The title story is both classic Lansdale as well as the writer stretching his muscles with this account of a team of high school girls competing in a blood sport. Joe plants just enough enough details to meet our imagination halfway for us to picture the sport and the world it takes place in as he mainly focuses on the relationships within the team. Picture Lansdale's voice melding Megan Abbott with John Carpenter.
The collection shows he had a lot of fun using animals lately. "Gorillas In The Yard" starts out comic and works toward a chilling last sentence. "Monkey's Uncle" uses a primate to satirize mail fraud and the genealogy craze. "Camel" pokes some very funny holes in racial friction with a great twist end.

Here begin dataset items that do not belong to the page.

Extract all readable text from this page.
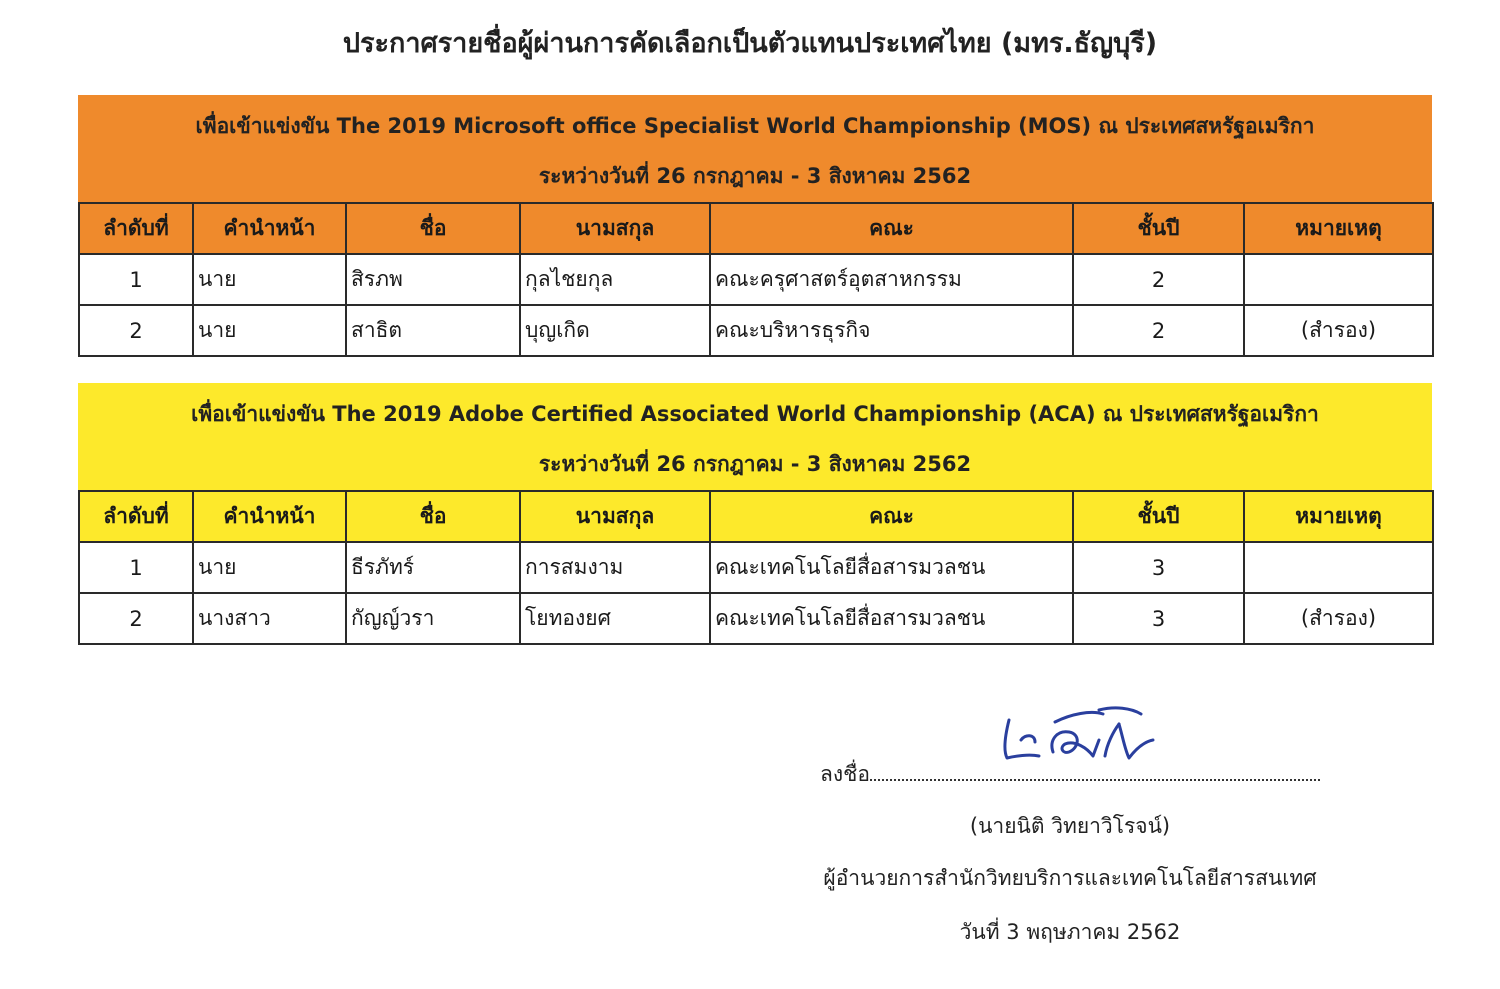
ประกาศรายชื่อผู้ผ่านการคัดเลือกเป็นตัวแทนประเทศไทย (มทร.ธัญบุรี)
เพื่อเข้าแข่งขัน The 2019 Microsoft office Specialist World Championship (MOS) ณ ประเทศสหรัฐอเมริกา
ระหว่างวันที่ 26 กรกฎาคม - 3 สิงหาคม 2562
ลำดับที่	คำนำหน้า	ชื่อ	นามสกุล	คณะ	ชั้นปี	หมายเหตุ
1	นาย	สิรภพ	กุลไชยกุล	คณะครุศาสตร์อุตสาหกรรม	2	
2	นาย	สาธิต	บุญเกิด	คณะบริหารธุรกิจ	2	(สำรอง)
เพื่อเข้าแข่งขัน The 2019 Adobe Certified Associated World Championship (ACA) ณ ประเทศสหรัฐอเมริกา
ระหว่างวันที่ 26 กรกฎาคม - 3 สิงหาคม 2562
ลำดับที่	คำนำหน้า	ชื่อ	นามสกุล	คณะ	ชั้นปี	หมายเหตุ
1	นาย	ธีรภัทร์	การสมงาม	คณะเทคโนโลยีสื่อสารมวลชน	3	
2	นางสาว	กัญญ์วรา	โยทองยศ	คณะเทคโนโลยีสื่อสารมวลชน	3	(สำรอง)
ลงชื่อ
(นายนิติ วิทยาวิโรจน์)
ผู้อำนวยการสำนักวิทยบริการและเทคโนโลยีสารสนเทศ
วันที่ 3 พฤษภาคม 2562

Of course there are several horror tales. "Dead Man's Curve", a part of a George romero tribute, puts brother and sister street racers into The Night Of The Living Dead world. He co-wrote Snapshot, an eighties influenced horror about two criminals who find something more evil than them, with his daughter Kasey. He serves up a few ghost stories and booksends the collection with two weird westerns, one featuring his "hero" The Reverend Jedidiah Mercer.
He shows his skill within the different subgenres of crime fiction. "The Skull Collector" pits several folks trying to get the skull of Butch Cassidy and The Sundance Kid's girl for themselves. He creates slowburn tension with "Charlie The Barber", about the title character and his daughter being taken hostage,
We also experience different modes we don't often see from Joe. "Bullets And Fire" is a gritty crime story in the George Pelecanos vein. "The Bright City On The Hill", written for Ferrari Magazine shows his poetic and romantic side.
The Senior Girls's Bayonet Team holds over twenty-five stories with Joe supplying new and insightful notes on each one. They show the level he has risen to and hints at where it is going. It is good to know that not only is he still knock these yarns out, but knocking them out of the park.